View Source Classifying horses and humans

Mix.install([
  {:axon, "~> 0.6.0"},
  {:nx, "~> 0.6.0"},
  {:exla, "~> 0.6.0"},
  {:stb_image, "~> 0.6.0"},
  {:req, "~> 0.4.5"},
  {:kino, "~> 0.11.0"}
])

Nx.global_default_backend(EXLA.Backend)
Nx.Defn.global_default_options(compiler: EXLA)

Introduction

In this notebook, we want to predict whether an image presents a horse or a human. To do this efficiently, we will build a Convolutional Neural Network (CNN) and compare the learning process with and without gradient centralization.

Loading the data

We will be using the Horses or Humans Dataset. The dataset is available as a ZIP with image files, we will download it using req. Conveniently, req will unzip the files for us, we just need to convert the filenames from strings.

%{body: files} =
  Req.get!("https://storage.googleapis.com/learning-datasets/horse-or-human.zip")

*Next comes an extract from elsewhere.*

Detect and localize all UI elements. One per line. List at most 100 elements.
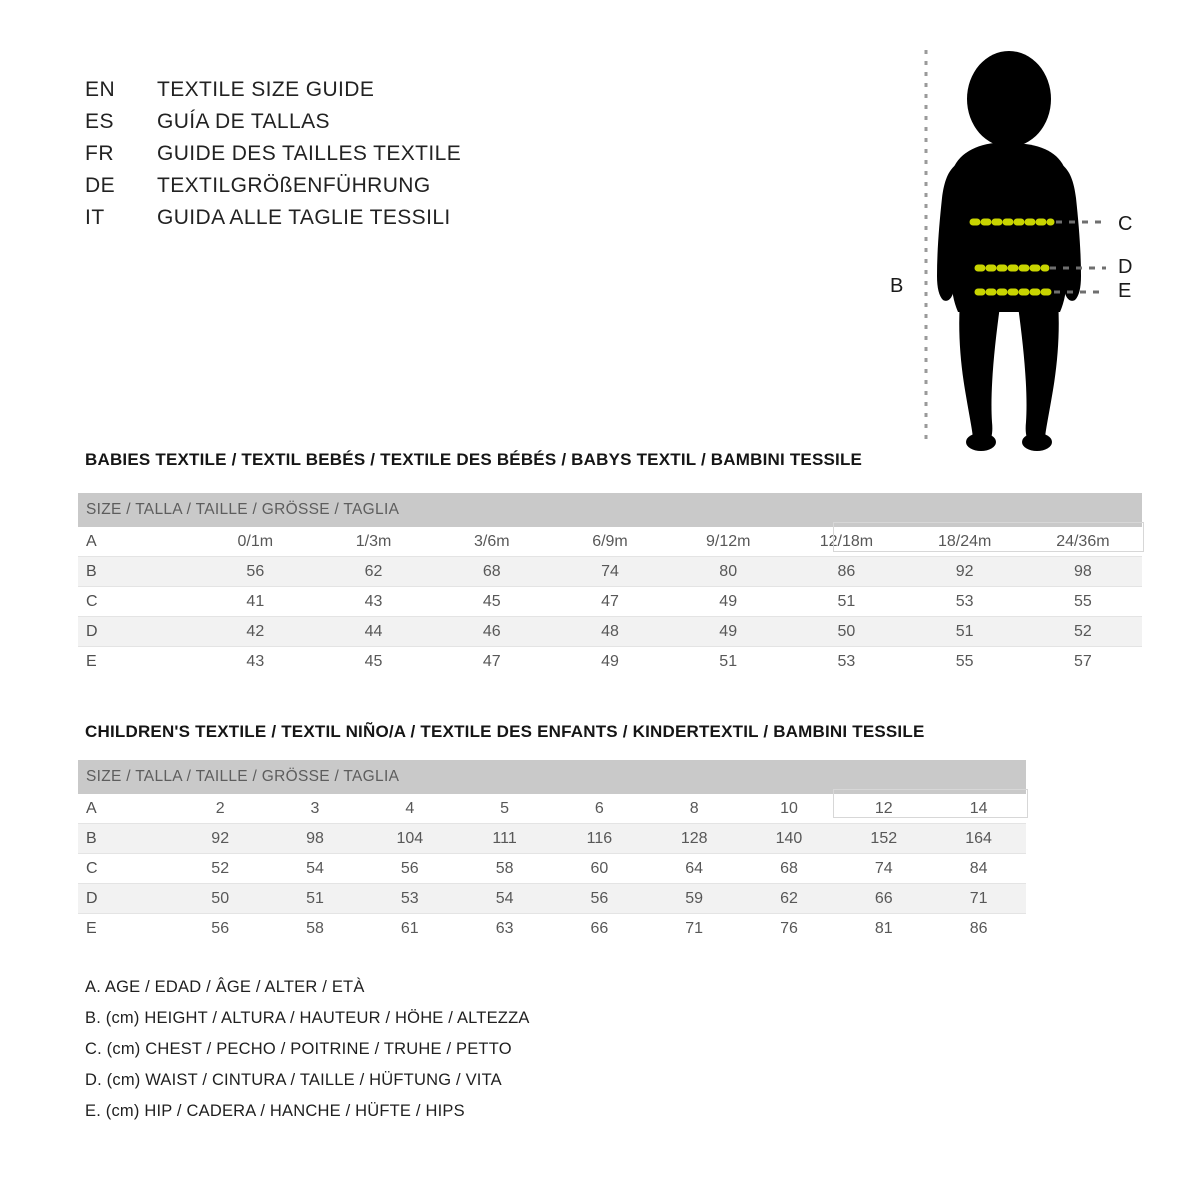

files = for {name, binary} <- files, do: {List.to_string(name), binary}

Note on batching

We need to know how many images to include in a batch. A batch is a group of images to load into the GPU at a time. If the batch size is too big for your GPU, it will run out of memory, in such case you can reduce the batch size. It is generally optimal to utilize almost all of the GPU memory during training. It will take more time to train with a lower batch size.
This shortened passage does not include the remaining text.